I’m adopting a convention that the title of WFD will be based on the Quote of the Day, so I won’t have to mention it.
Quote of the Day
As information technology and brain science begin to unpick our decision-making and it is revealed that the premise of democracy and capitalism — our ability to make decently sensible decisions — turns out to be radically flawed? What happens as all our certainties are revealed to be myths of one kind or another?
| Nick Hardaway, from An Interview with Nick Harkaway: Algorithmic Futures, Literary Fractals, and Mimetic Immortality| Eliot Peper
Three Nobel Prize Winners On The Future Of Work | Bram van der Lecq of The Corporate Rebels reviews the presentations by three Nobel economics laureates at the 2019 RenDanHeYi forum in Shanghai: Eric Maskin, Oliver Hart, and Bengt Holmström, plus W. Brian Arthur, the economist who pioneered complexity economics. Go read the whole thing.
“Sharing economy” is merely a euphemistically designated aspect of a new digital economic order: platform capitalism | Sascha Lobo coins a new term:
The problem with the “sharing economy” is not a disgusting start-up like Uber.
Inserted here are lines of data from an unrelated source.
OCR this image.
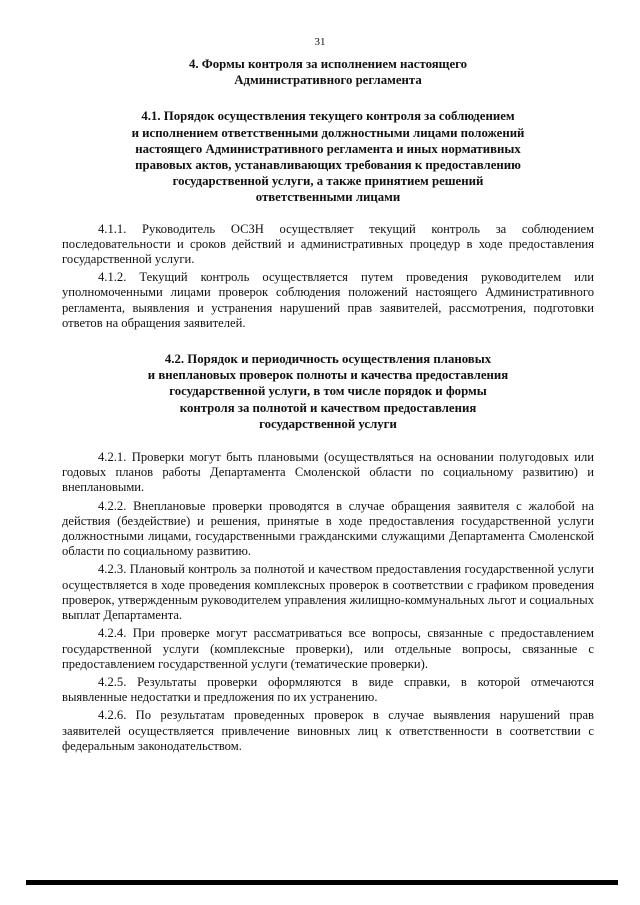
31
4. Формы контроля за исполнением настоящего
Административного регламента
4.1. Порядок осуществления текущего контроля за соблюдением
и исполнением ответственными должностными лицами положений
настоящего Административного регламента и иных нормативных
правовых актов, устанавливающих требования к предоставлению
государственной услуги, а также принятием решений
ответственными лицами

4.1.1. Руководитель ОСЗН осуществляет текущий контроль за соблюдением последовательности и сроков действий и административных процедур в ходе предоставления государственной услуги.

4.1.2. Текущий контроль осуществляется путем проведения руководителем или уполномоченными лицами проверок соблюдения положений настоящего Административного регламента, выявления и устранения нарушений прав заявителей, рассмотрения, подготовки ответов на обращения заявителей.

4.2. Порядок и периодичность осуществления плановых
и внеплановых проверок полноты и качества предоставления
государственной услуги, в том числе порядок и формы
контроля за полнотой и качеством предоставления
государственной услуги

4.2.1. Проверки могут быть плановыми (осуществляться на основании полугодовых или годовых планов работы Департамента Смоленской области по социальному развитию) и внеплановыми.

4.2.2. Внеплановые проверки проводятся в случае обращения заявителя с жалобой на действия (бездействие) и решения, принятые в ходе предоставления государственной услуги должностными лицами, государственными гражданскими служащими Департамента Смоленской области по социальному развитию.

4.2.3. Плановый контроль за полнотой и качеством предоставления государственной услуги осуществляется в ходе проведения комплексных проверок в соответствии с графиком проведения проверок, утвержденным руководителем управления жилищно-коммунальных льгот и социальных выплат Департамента.

4.2.4. При проверке могут рассматриваться все вопросы, связанные с предоставлением государственной услуги (комплексные проверки), или отдельные вопросы, связанные с предоставлением государственной услуги (тематические проверки).

4.2.5. Результаты проверки оформляются в виде справки, в которой отмечаются выявленные недостатки и предложения по их устранению.

4.2.6. По результатам проведенных проверок в случае выявления нарушений прав заявителей осуществляется привлечение виновных лиц к ответственности в соответствии с федеральным законодательством.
It is the transformation of the digital economy into platform capitalism and the lack of preparation of politics and society for it. Platform capitalism is changing the concept of work, the gray area between private help and moonlighting, the understanding and regulation of monopolies .
Massively important essay introducing platform capitalism.
Why Workers Are Leaving Jobs for Companies They Used to Work for, According to a LinkedIn Executive | Wanda Thibodeaux interviewed Brendan Brown, LinkedIn’s VP of Talent Acquisition, about ‘boomeranging’ — returning to a previous company after leaving:
Businesses are seeing past hires as a strong talent pool to recruit from and re-engage. After all, these people already have a strong foundational knowledge of the companies, and the new experiences, skills and connections they bring back can have enormous value.
Poll: 66% of workers say offices will disappear by 2030 | Valerie Bolden-Barrett reports on a Zapier survey on remote work:
Seventy-four percent of U.S. workers said they’re ready to quit their jobs for one that lets them work from anywhere, and 66% believe the physical office will be obsolete by 2030, a new Zapier survey showed. The study of 880 knowledge workers, conducted online by The Harris Poll, also found that 95% of respondents want to work remotely.
In other survey results, 31% of respondents want to work remotely, but their employers don’t offer the option, and 26% have quit a job for one that lets them work from any location. The top five reasons respondents gave for wanting a remote-work option were to: save money; work anywhere; have time with family; be more productive at home; and maintain mental health.
Women value remote work benefits more than men, but it’s less likely women will have access to the perks, the study found.
Do Lawsuits Improve Gender and Racial Equality at Work? | Elizabeth Hirsch lays out the findings on research into the impact of lawsuits on diversity, and the skinny is that they do so long as there is media coverage involved:
Overall, we found that lawsuits did have equity-enhancing effects: Regardless of whether it involved sex, race, color, or national origin, a discrimination lawsuit produced measurable gains in managerial representation for all three of the groups we studied. In the three years following a lawsuit’s resolution, the percentage of white women in management increased, on average, from 18.7% to 21.8%; black women from 2.1% to 2.3%; and black men from 3.0% to 3.4%. Though these changes are small in absolute terms, they indicate gains of 10% for black women and 13% for black men — which are significant given the low representation of these groups in management. All of these changes were statistically significant, meaning they were not due to chance and could be attributed only to the lawsuit, not to other things going on in the company or economy.
But the conditions of the legal resolutions mattered considerably. We found that the impact of lawsuits varied depending on whether shareholders and the national media took notice and by whether the resolutions brought monetary payouts or additional pressures for change, including policy change mandates.